Acute annular pulley tears are commonly seen in rock climbers, who may suspend their whole body weight on flexed fingers. The most commonly injured digits are the ring and middle fingers, while the pulleys most often injured are those overlying the phalangeal shafts (A2 and A4), rather than the pulleys over the metacarpal and phalangeal heads, explained Dionello, whose co-author was Dr. Catherine McCarthy, also from the Nuffield Centre in Oxford.
The key finding on longitudinal views is bowstringing and volvar subluxation of the flexor tendon away from the phalangeal cortex, as in the case of A2 and A4 pulley tears, resulting in increased tendon-to-bone distance. Normal tendon-to-bone distance is less than 1 mm, fluid is often present in the posterior tendon sheath.

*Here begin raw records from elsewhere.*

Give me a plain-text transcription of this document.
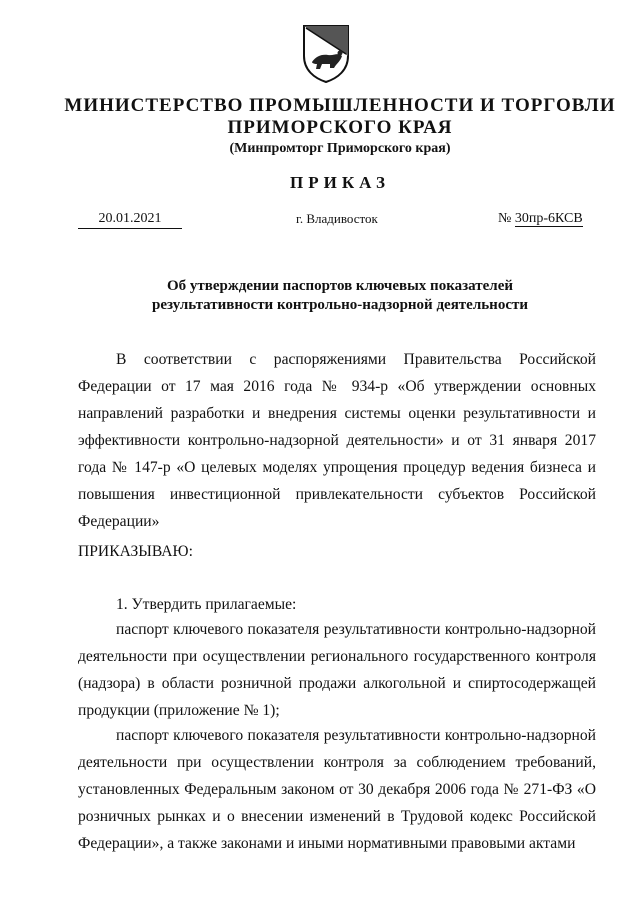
МИНИСТЕРСТВО ПРОМЫШЛЕННОСТИ И ТОРГОВЛИ
ПРИМОРСКОГО КРАЯ
(Минпромторг Приморского края)
ПРИКАЗ
20.01.2021	г. Владивосток	№ 30пр-6КСВ
Об утверждении паспортов ключевых показателей
результативности контрольно-надзорной деятельности
В соответствии с распоряжениями Правительства Российской Федерации от 17 мая 2016 года № 934-р «Об утверждении основных направлений разработки и внедрения системы оценки результативности и эффективности контрольно-надзорной деятельности» и от 31 января 2017 года № 147-р «О целевых моделях упрощения процедур ведения бизнеса и повышения инвестиционной привлекательности субъектов Российской Федерации»
ПРИКАЗЫВАЮ:
1. Утвердить прилагаемые:
паспорт ключевого показателя результативности контрольно-надзорной деятельности при осуществлении регионального государственного контроля (надзора) в области розничной продажи алкогольной и спиртосодержащей продукции (приложение № 1);
паспорт ключевого показателя результативности контрольно-надзорной деятельности при осуществлении контроля за соблюдением требований, установленных Федеральным законом от 30 декабря 2006 года № 271-ФЗ «О розничных рынках и о внесении изменений в Трудовой кодекс Российской Федерации», а также законами и иными нормативными правовыми актами
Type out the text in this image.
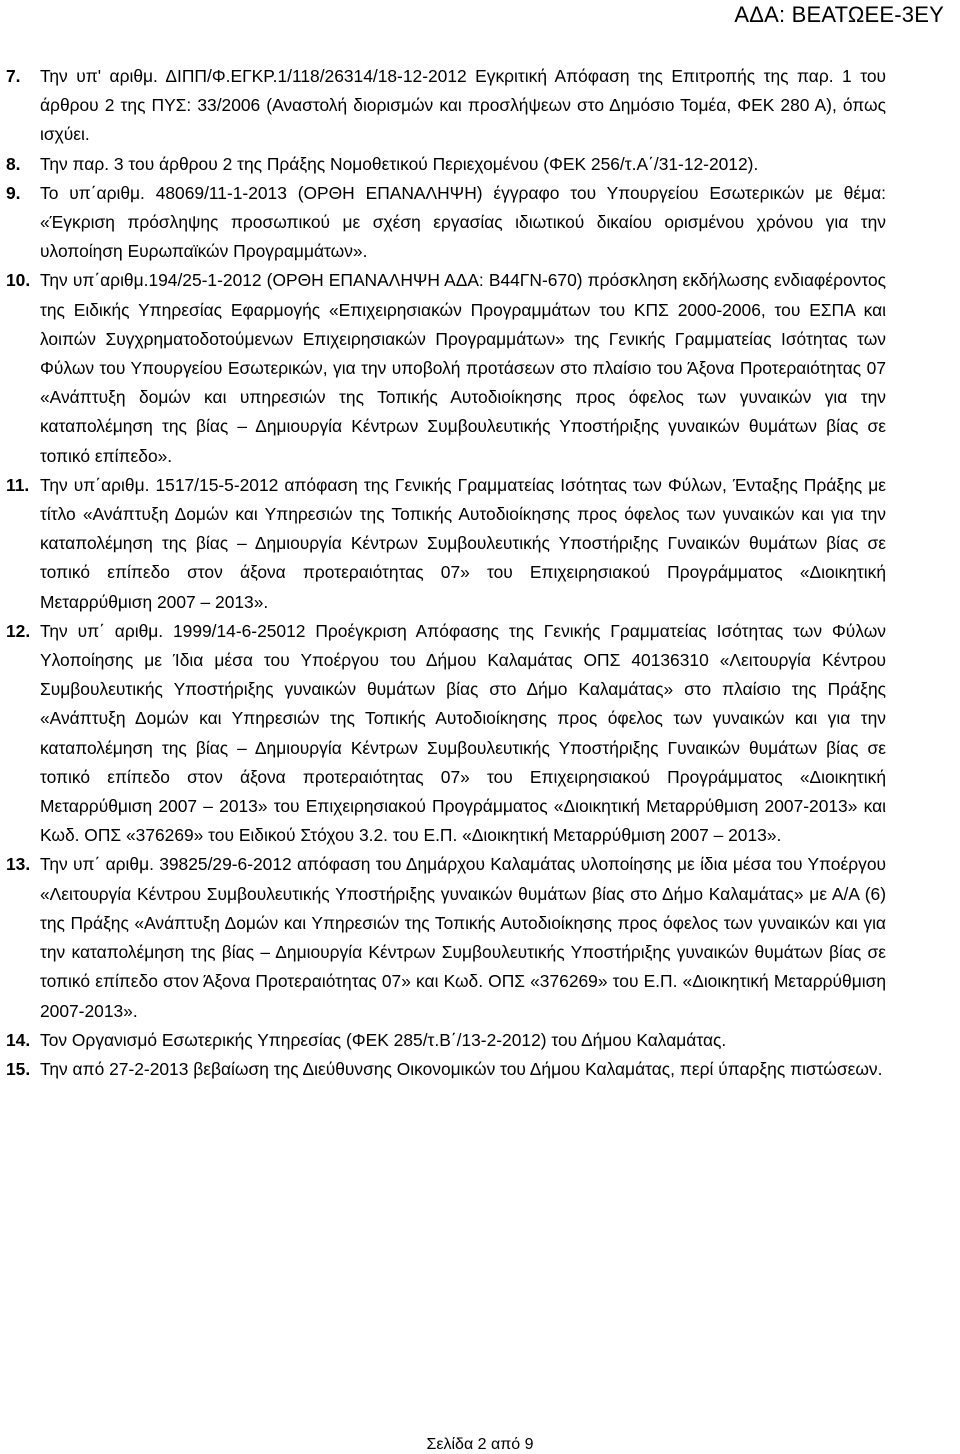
ΑΔΑ: ΒΕΑΤΩΕΕ-3ΕΥ
7. Την υπ' αριθμ. ΔΙΠΠ/Φ.ΕΓΚΡ.1/118/26314/18-12-2012 Εγκριτική Απόφαση της Επιτροπής της παρ. 1 του άρθρου 2 της ΠΥΣ: 33/2006 (Αναστολή διορισμών και προσλήψεων στο Δημόσιο Τομέα, ΦΕΚ 280 Α), όπως ισχύει.
8. Την παρ. 3 του άρθρου 2 της Πράξης Νομοθετικού Περιεχομένου (ΦΕΚ 256/τ.Α΄/31-12-2012).
9. Το υπ΄αριθμ. 48069/11-1-2013 (ΟΡΘΗ ΕΠΑΝΑΛΗΨΗ) έγγραφο του Υπουργείου Εσωτερικών με θέμα: «Έγκριση πρόσληψης προσωπικού με σχέση εργασίας ιδιωτικού δικαίου ορισμένου χρόνου για την υλοποίηση Ευρωπαϊκών Προγραμμάτων».
10. Την υπ΄αριθμ.194/25-1-2012 (ΟΡΘΗ ΕΠΑΝΑΛΗΨΗ ΑΔΑ: Β44ΓΝ-670) πρόσκληση εκδήλωσης ενδιαφέροντος της Ειδικής Υπηρεσίας Εφαρμογής «Επιχειρησιακών Προγραμμάτων του ΚΠΣ 2000-2006, του ΕΣΠΑ και λοιπών Συγχρηματοδοτούμενων Επιχειρησιακών Προγραμμάτων» της Γενικής Γραμματείας Ισότητας των Φύλων του Υπουργείου Εσωτερικών, για την υποβολή προτάσεων στο πλαίσιο του Άξονα Προτεραιότητας 07 «Ανάπτυξη δομών και υπηρεσιών της Τοπικής Αυτοδιοίκησης προς όφελος των γυναικών για την καταπολέμηση της βίας – Δημιουργία Κέντρων Συμβουλευτικής Υποστήριξης γυναικών θυμάτων βίας σε τοπικό επίπεδο».
11. Την υπ΄αριθμ. 1517/15-5-2012 απόφαση της Γενικής Γραμματείας Ισότητας των Φύλων, Ένταξης Πράξης με τίτλο «Ανάπτυξη Δομών και Υπηρεσιών της Τοπικής Αυτοδιοίκησης προς όφελος των γυναικών και για την καταπολέμηση της βίας – Δημιουργία Κέντρων Συμβουλευτικής Υποστήριξης Γυναικών θυμάτων βίας σε τοπικό επίπεδο στον άξονα προτεραιότητας 07» του Επιχειρησιακού Προγράμματος «Διοικητική Μεταρρύθμιση 2007 – 2013».
12. Την υπ΄ αριθμ. 1999/14-6-25012 Προέγκριση Απόφασης της Γενικής Γραμματείας Ισότητας των Φύλων Υλοποίησης με Ίδια μέσα του Υποέργου του Δήμου Καλαμάτας ΟΠΣ 40136310 «Λειτουργία Κέντρου Συμβουλευτικής Υποστήριξης γυναικών θυμάτων βίας στο Δήμο Καλαμάτας» στο πλαίσιο της Πράξης «Ανάπτυξη Δομών και Υπηρεσιών της Τοπικής Αυτοδιοίκησης προς όφελος των γυναικών και για την καταπολέμηση της βίας – Δημιουργία Κέντρων Συμβουλευτικής Υποστήριξης Γυναικών θυμάτων βίας σε τοπικό επίπεδο στον άξονα προτεραιότητας 07» του Επιχειρησιακού Προγράμματος «Διοικητική Μεταρρύθμιση 2007 – 2013» του Επιχειρησιακού Προγράμματος «Διοικητική Μεταρρύθμιση 2007-2013» και Κωδ. ΟΠΣ «376269» του Ειδικού Στόχου 3.2. του Ε.Π. «Διοικητική Μεταρρύθμιση 2007 – 2013».
13. Την υπ΄ αριθμ. 39825/29-6-2012 απόφαση του Δημάρχου Καλαμάτας υλοποίησης με ίδια μέσα του Υποέργου «Λειτουργία Κέντρου Συμβουλευτικής Υποστήριξης γυναικών θυμάτων βίας στο Δήμο Καλαμάτας» με Α/Α (6) της Πράξης «Ανάπτυξη Δομών και Υπηρεσιών της Τοπικής Αυτοδιοίκησης προς όφελος των γυναικών και για την καταπολέμηση της βίας – Δημιουργία Κέντρων Συμβουλευτικής Υποστήριξης γυναικών θυμάτων βίας σε τοπικό επίπεδο στον Άξονα Προτεραιότητας 07» και Κωδ. ΟΠΣ «376269» του Ε.Π. «Διοικητική Μεταρρύθμιση 2007-2013».
14. Τον Οργανισμό Εσωτερικής Υπηρεσίας (ΦΕΚ 285/τ.Β΄/13-2-2012) του Δήμου Καλαμάτας.
15. Την από 27-2-2013 βεβαίωση της Διεύθυνσης Οικονομικών του Δήμου Καλαμάτας, περί ύπαρξης πιστώσεων.
Σελίδα 2 από 9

"The ruptured pulley can be identified based on the site of the maximal volar bowstringing. In A2 pulley tears, maximal volar displacement occurs over the proximal phalanx. In A4 pulley tears, maximal volar displacement occurs over the middle phalanx," the authors pointed out. "Scanning during forced flexion by pushing against the patient's finger tip enhances volar tendon subluxation, increasing diagnostic certainty."
In suspected cases of climber's finger, image longitudinally over the proximal phalanx and the metacarpal head, looking for increased bone-to-tendon distance enhanced by forced finger flexion, they recommend.

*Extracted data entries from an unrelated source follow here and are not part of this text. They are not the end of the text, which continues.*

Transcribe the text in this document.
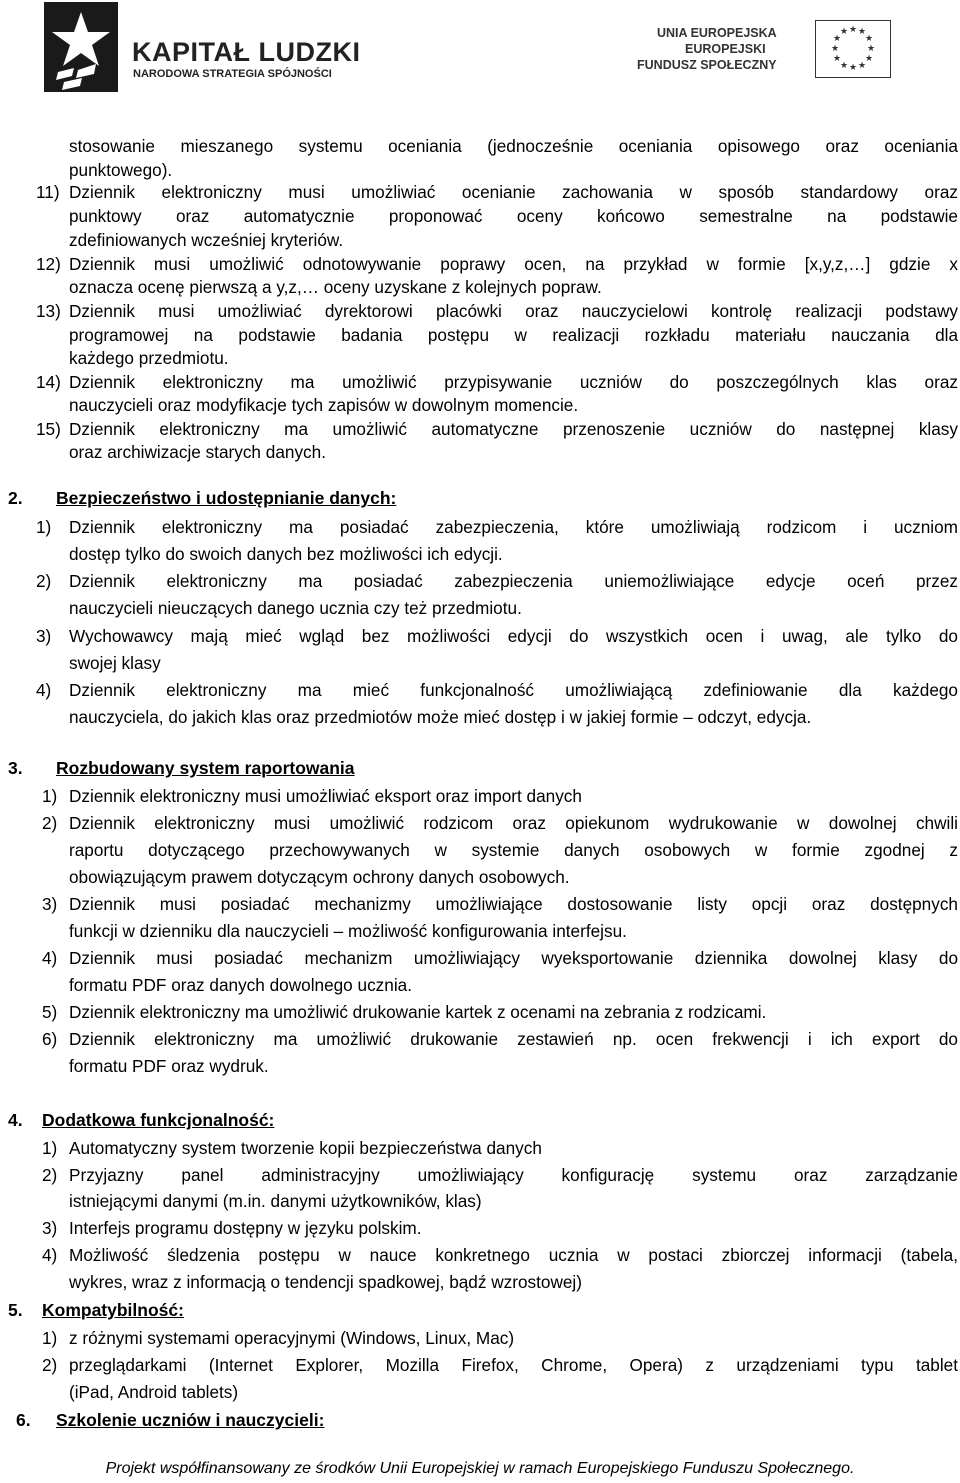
KAPITAŁ LUDZKI
NARODOWA STRATEGIA SPÓJNOŚCI
UNIA EUROPEJSKA
EUROPEJSKI
FUNDUSZ SPOŁECZNY
★ ★
★
★
★
★
★
★
★
★
★
★
stosowanie mieszanego systemu oceniania (jednocześnie oceniania opisowego oraz oceniania
punktowego).
11) Dziennik elektroniczny musi umożliwiać ocenianie zachowania w sposób standardowy oraz
punktowy oraz automatycznie proponować oceny końcowo semestralne na podstawie
zdefiniowanych wcześniej kryteriów.
12) Dziennik musi umożliwić odnotowywanie poprawy ocen, na przykład w formie [x,y,z,…] gdzie x
oznacza ocenę pierwszą a y,z,… oceny uzyskane z kolejnych popraw.
13) Dziennik musi umożliwiać dyrektorowi placówki oraz nauczycielowi kontrolę realizacji podstawy
programowej na podstawie badania postępu w realizacji rozkładu materiału nauczania dla
każdego przedmiotu.
14) Dziennik elektroniczny ma umożliwić przypisywanie uczniów do poszczególnych klas oraz
nauczycieli oraz modyfikacje tych zapisów w dowolnym momencie.
15) Dziennik elektroniczny ma umożliwić automatyczne przenoszenie uczniów do następnej klasy
oraz archiwizacje starych danych.
2. Bezpieczeństwo i udostępnianie danych:
1) Dziennik elektroniczny ma posiadać zabezpieczenia, które umożliwiają rodzicom i uczniom
dostęp tylko do swoich danych bez możliwości ich edycji.
2) Dziennik elektroniczny ma posiadać zabezpieczenia uniemożliwiające edycje oceń przez
nauczycieli nieuczących danego ucznia czy też przedmiotu.
3) Wychowawcy mają mieć wgląd bez możliwości edycji do wszystkich ocen i uwag, ale tylko do
swojej klasy
4) Dziennik elektroniczny ma mieć funkcjonalność umożliwiającą zdefiniowanie dla każdego
nauczyciela, do jakich klas oraz przedmiotów może mieć dostęp i w jakiej formie – odczyt, edycja.
3. Rozbudowany system raportowania
1) Dziennik elektroniczny musi umożliwiać eksport oraz import danych
2) Dziennik elektroniczny musi umożliwić rodzicom oraz opiekunom wydrukowanie w dowolnej chwili
raportu dotyczącego przechowywanych w systemie danych osobowych w formie zgodnej z
obowiązującym prawem dotyczącym ochrony danych osobowych.
3) Dziennik musi posiadać mechanizmy umożliwiające dostosowanie listy opcji oraz dostępnych
funkcji w dzienniku dla nauczycieli – możliwość konfigurowania interfejsu.
4) Dziennik musi posiadać mechanizm umożliwiający wyeksportowanie dziennika dowolnej klasy do
formatu PDF oraz danych dowolnego ucznia.
5) Dziennik elektroniczny ma umożliwić drukowanie kartek z ocenami na zebrania z rodzicami.
6) Dziennik elektroniczny ma umożliwić drukowanie zestawień np. ocen frekwencji i ich export do
formatu PDF oraz wydruk.
4. Dodatkowa funkcjonalność:
1) Automatyczny system tworzenie kopii bezpieczeństwa danych
2) Przyjazny panel administracyjny umożliwiający konfigurację systemu oraz zarządzanie
istniejącymi danymi (m.in. danymi użytkowników, klas)
3) Interfejs programu dostępny w języku polskim.
4) Możliwość śledzenia postępu w nauce konkretnego ucznia w postaci zbiorczej informacji (tabela,
wykres, wraz z informacją o tendencji spadkowej, bądź wzrostowej)
5. Kompatybilność:
1) z różnymi systemami operacyjnymi (Windows, Linux, Mac)
2) przeglądarkami (Internet Explorer, Mozilla Firefox, Chrome, Opera) z urządzeniami typu tablet
(iPad, Android tablets)
6. Szkolenie uczniów i nauczycieli:
Projekt współfinansowany ze środków Unii Europejskiej w ramach Europejskiego Funduszu Społecznego.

During flexion and extension of the fingers, the extensor hoods (or sagittal bands) retain the extensor tendons in the midline axis of the dorsal MCPJ, and this can lead to boxer's knuckle, according to Dionello and McCarthy. Chronic trauma to the metacarpal heads, typically seen in boxers, leads to injury of these structures. The extensor tendon is no longer held in place and subluxes with flexion.
"Image transversely over the metacarpal head and look for subluxation of the extensor tendon on finger flexion," they advise.
Finally, baseball or cricket player's finger encompasses two dorsal finger injuries that are often as a result of forced extreme flexion at the distal interphalangeal joint (DIPJ). Testing against resistance is paramount as the interconnecting layers and different attachment sites in the fingers may lead to false negative findings.
For extensor tendon avulsion, image longitudinally over the DIPJ, looking for an avulsed bone fragment and hypoechoic retracted tendon that remains immobile during movement of the distal phalanx, the authors recommend. For central tendon slip injuries, image transversely over the middle phalanx to see the lateral slips moving below the midline axis of the PIPJ with finger flexion.